Liebes Tagebuch, nicht vom Fleck kommen 
sieht definitiv anders aus

Liebes Tagebuch, seit meinem letzten Eintrag ist schon wieder ein Jahr vergangen. Ich denke, dass ich dich mittlerweile wohl getrost Jahrbuch nennen könnte.

Luca Brawand

Ein Jahrbuch mag auf den ersten Blick nicht sonderlich prickelnd klingen. Es ist gewissermassen die Zusammenfassung eines Tagebuchs, einfach ohne die interessanten Details. Aber für ein Tagebuch besitze ich wohl schlichtweg zu wenig Selbstdisziplin oder bin einfach schon zu alt – oder noch zu jung dafür. Aber der Reiz an einem Jahrbuch liegt für mich vielmehr darin, die Veränderungen im Grossen anstatt im Kleinen zu sehen. In den grundlegenden Verschiebungen zwischen den Kalenderjahren anstatt den kleinen Problemen, mit denen ich tagtäglich hadere. 
Das Ganze ist bekanntlich mehr als die Summe seiner Teile.

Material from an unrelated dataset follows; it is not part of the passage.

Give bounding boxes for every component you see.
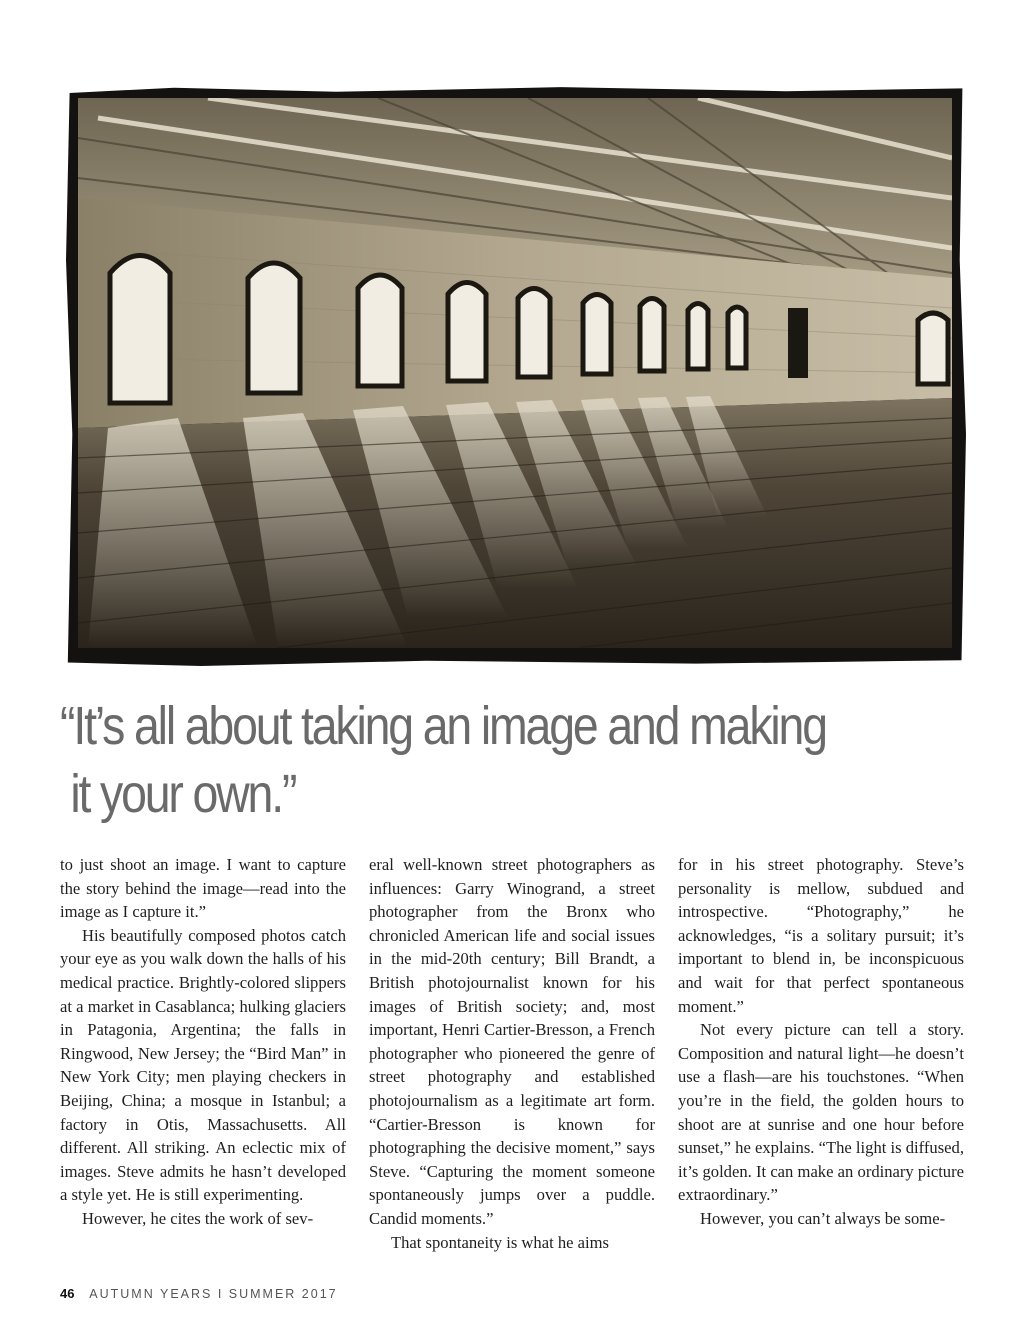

Letztes Jahr habe ich geschrieben, dass es sich streckenweise anfühlte, als wäre ich zusammen mit der Zeit eingefroren. Dieses Jahr hingegen scheint das Wasser geschmolzen zu sein, und wir befinden uns alle auf offener See, zwar mit den Köpfen über dem Wasser, aber weit und breit 
kein Land, an das wir schwimmen könnten. Und eigentlich warten wir sowieso alle nur auf die Ebbe.

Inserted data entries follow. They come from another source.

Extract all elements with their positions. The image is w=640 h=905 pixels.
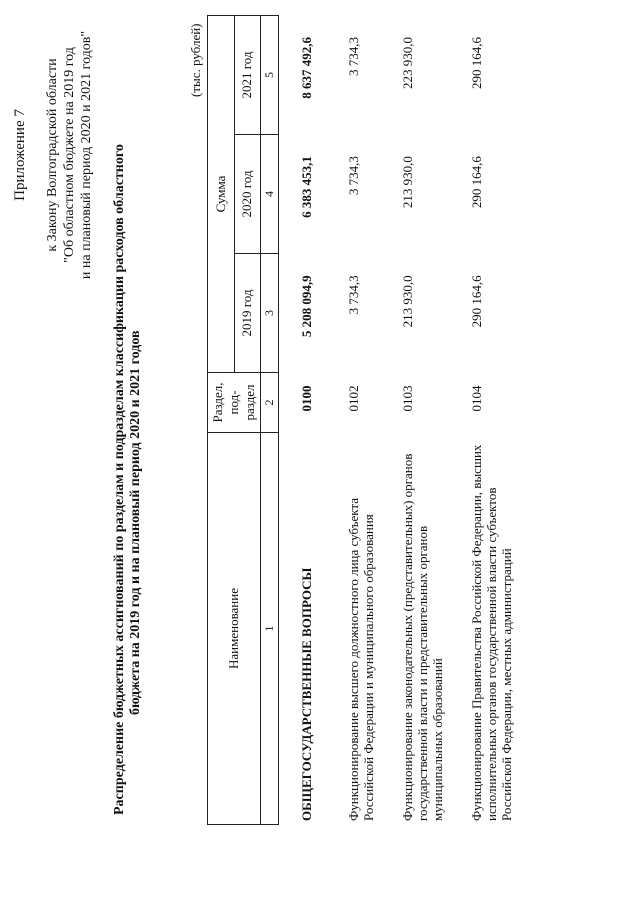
row-value-2021: 290 164,6 <box>469 37 484 89</box>
units-label: (тыс. рублей) <box>188 23 203 97</box>
row-value-2019: 213 930,0 <box>400 275 415 328</box>
row-code: 0104 <box>469 385 484 412</box>
table-body <box>285 15 536 825</box>
row-value-2020: 213 930,0 <box>400 156 415 209</box>
row-value-2020: 290 164,6 <box>469 156 484 209</box>
header-2020: 2020 год <box>234 135 261 254</box>
column-number: 3 <box>261 254 279 373</box>
table-header <box>207 15 279 825</box>
header-section-line-2: под- <box>226 390 241 415</box>
document-title <box>112 0 144 905</box>
header-2019: 2019 год <box>234 254 261 373</box>
row-value-2019: 5 208 094,9 <box>299 275 314 338</box>
row-name: Функционирование Правительства Российской Федерации, высших исполнительных органов государственной власти субъектов Российской Федерации, местных администраций <box>469 444 514 821</box>
row-value-2021: 223 930,0 <box>400 37 415 89</box>
row-value-2020: 3 734,3 <box>346 156 361 196</box>
table-row <box>285 15 344 825</box>
header-2021: 2021 год <box>234 15 261 134</box>
header-section-line-1: Раздел, <box>210 382 225 423</box>
row-name: Функционирование законодательных (представительных) органов государственной власти и представительных органов муниципальных образований <box>400 453 445 821</box>
row-value-2019: 290 164,6 <box>469 275 484 328</box>
row-name: ОБЩЕГОСУДАРСТВЕННЫЕ ВОПРОСЫ <box>299 567 314 821</box>
row-code: 0103 <box>400 385 415 412</box>
row-value-2020: 6 383 453,1 <box>299 156 314 218</box>
law-reference <box>44 5 95 305</box>
title-line-2: бюджета на 2019 год и на плановый период 2020 и 2021 годов <box>128 330 143 715</box>
row-code: 0100 <box>299 385 314 412</box>
column-number: 5 <box>261 15 279 134</box>
header-sum: Сумма <box>208 15 235 372</box>
column-number: 1 <box>261 433 279 825</box>
header-section-line-3: раздел <box>242 384 257 421</box>
column-number: 2 <box>261 373 279 433</box>
row-name: Функционирование высшего должностного лица субъекта Российской Федерации и муниципального образования <box>346 498 376 821</box>
row-value-2021: 3 734,3 <box>346 37 361 76</box>
table-row <box>398 15 467 825</box>
appendix-label: Приложение 7 <box>12 109 28 201</box>
row-value-2021: 8 637 492,6 <box>299 37 314 99</box>
row-code: 0102 <box>346 385 361 412</box>
law-line-1: к Закону Волгоградской области <box>45 58 60 252</box>
table-row <box>467 15 536 825</box>
row-value-2019: 3 734,3 <box>346 275 361 315</box>
header-name: Наименование <box>208 433 261 825</box>
table-row <box>344 15 398 825</box>
law-line-3: и на плановый период 2020 и 2021 годов" <box>79 30 94 280</box>
column-number: 4 <box>261 135 279 254</box>
header-section <box>208 373 261 433</box>
title-line-1: Распределение бюджетных ассигнований по разделам и подразделам классификации расходов областного <box>112 144 127 815</box>
law-line-2: "Об областном бюджете на 2019 год <box>62 47 77 263</box>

Trotzdem rieselt der Sand unaufhaltbar durch die Verengung der Sanduhr, und der Globus dreht sich unbeeindruckt vom Geschehen auf seiner Oberfläche um die eigene Achse. Und dies wird auch noch so sein, wenn das letzte Sandkorn in den Bauch meiner Uhr gefallen ist. Ein Vierteljahrhundert habe ich auf dieser Erde mittlerweile hinter mich gebracht. Zumindest mal ein Anfang, würde ich sagen. Inspiriert von meiner täglichen Fahrt auf der Fähre in den Norden von Amsterdam trug der Titel meines Textes im September den Titel «Die Zeit vergeht wie im Möwenflug». Zum jetzigen Zeitpunkt kann ich diese These definitiv bestätigen, es war so was wie ein einziger langer Augenblick bis hierhin. Und an Wind für den nötigen Auftrieb und dem gelegentlichen aus der Bahn werfen, wie dies bei den Möwen der Fall ist, hat es sicherlich auch nicht gemangelt.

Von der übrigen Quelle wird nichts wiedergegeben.